Our findings point to significant anticancer activities of Schiff bases tethered OSe agents, suggesting their promising potential for development as effective anticancer drugs.
有机硒(OSe)试剂和席夫碱由于其广泛的药用活性,在制药领域已显示出巨大潜力。
我们在此报告了源自双(4-氨基苯基)二硒化物2的双二硒化物基席夫碱(3a - 3c)和源自对(甲基硒基)苯胺(4)的有机硒基席夫碱(5a - c)的抗肿瘤活性。针对15种癌细胞系评估了其抗肿瘤活性。此外,针对两种正常细胞系,即人皮肤成纤维细胞(HSF)和嗅鞘细胞系(OEC),评估了连接有席夫碱的OSe化合物的生长抑制率(GI%),以估计其潜在的安全性和选择性。此外,使用SRB测定法针对GI%最显著的癌细胞系评估了细胞毒性抑制浓度50(IC50)。
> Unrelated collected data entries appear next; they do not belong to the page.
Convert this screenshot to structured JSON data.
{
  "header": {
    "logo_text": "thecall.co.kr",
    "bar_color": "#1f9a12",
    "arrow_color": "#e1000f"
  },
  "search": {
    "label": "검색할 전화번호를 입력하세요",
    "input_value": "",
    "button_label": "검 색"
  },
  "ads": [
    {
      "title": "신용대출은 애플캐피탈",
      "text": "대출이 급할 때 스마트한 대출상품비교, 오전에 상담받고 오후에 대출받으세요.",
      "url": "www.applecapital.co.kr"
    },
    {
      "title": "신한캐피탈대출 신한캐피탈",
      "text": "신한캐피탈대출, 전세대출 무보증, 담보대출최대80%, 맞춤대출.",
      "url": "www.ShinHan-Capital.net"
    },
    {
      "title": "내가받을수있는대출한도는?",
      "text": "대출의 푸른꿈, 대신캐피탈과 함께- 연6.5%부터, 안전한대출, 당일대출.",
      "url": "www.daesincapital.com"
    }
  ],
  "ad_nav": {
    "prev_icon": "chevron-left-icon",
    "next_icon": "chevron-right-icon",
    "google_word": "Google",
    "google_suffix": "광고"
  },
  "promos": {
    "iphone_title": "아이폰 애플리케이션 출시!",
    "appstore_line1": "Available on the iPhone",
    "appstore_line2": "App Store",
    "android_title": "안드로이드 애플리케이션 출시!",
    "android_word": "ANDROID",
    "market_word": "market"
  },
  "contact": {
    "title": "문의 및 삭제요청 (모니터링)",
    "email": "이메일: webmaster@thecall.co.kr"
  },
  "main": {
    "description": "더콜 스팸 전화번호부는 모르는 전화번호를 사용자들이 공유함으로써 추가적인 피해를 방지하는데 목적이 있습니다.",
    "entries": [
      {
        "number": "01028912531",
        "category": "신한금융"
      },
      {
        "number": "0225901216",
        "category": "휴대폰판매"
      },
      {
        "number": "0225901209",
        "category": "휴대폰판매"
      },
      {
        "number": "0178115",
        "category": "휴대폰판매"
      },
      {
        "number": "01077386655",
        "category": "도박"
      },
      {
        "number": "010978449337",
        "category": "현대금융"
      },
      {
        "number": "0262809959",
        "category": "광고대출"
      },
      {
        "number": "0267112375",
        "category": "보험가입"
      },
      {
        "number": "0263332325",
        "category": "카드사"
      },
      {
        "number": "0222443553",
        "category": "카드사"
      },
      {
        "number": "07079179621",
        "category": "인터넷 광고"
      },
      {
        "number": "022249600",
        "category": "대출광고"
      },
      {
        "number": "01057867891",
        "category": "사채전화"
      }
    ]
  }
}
与阿霉素(DOX)相比,化合物3a、3b、3c和5a分别在HCT116、HEPG2、A549、MDA - MB - 468和FaDu癌细胞系中显示出最低的IC50值,尤其是针对HCT116亚型,确保了它们潜在的抗癌活性。另一方面,还针对凋亡相关基因(P53、BAX、半胱天冬酶3、6、8和9、MMP2、MMP9和BCL - 2)评估了最具活性的化合物(3a、3b、3c和5a)的凋亡潜力。有趣的是,化合物3a、3b、3c和5a分别使P53、BAX以及半胱天冬酶3、6、8和9上调了(2.66、2.26、2.44和2.57)倍、(1.62、1.52、1.37和1.47)倍、(1.87、1.75、2.02和1.75)倍、(1.96、1.74、2.06和2.30)倍以及(4.25、3.78、3.53和3.96)倍、(2.04、1.72、1.90和1.63)倍变化。此外,在用化合物3a、3b、3c和5a处理后,MMP2、MMP9和BCL - 2分别下调了(下转)(0.39、0.51、0.33和0.28)倍、(0.29、0.32、0.37和0.41)倍以及(0.42、0.35、0.29和0.38)倍变化,确保了其凋亡潜力。最后,分子对接也强烈表明所检测的候选物(尤其是3a和3c)针对GSTP1受体具有潜在活性,这是它们抗肿瘤活性的一种推荐机制。
我们的研究结果表明连接有席夫碱的OSe试剂具有显著的抗癌活性,表明它们作为有效的抗癌药物具有广阔的开发潜力。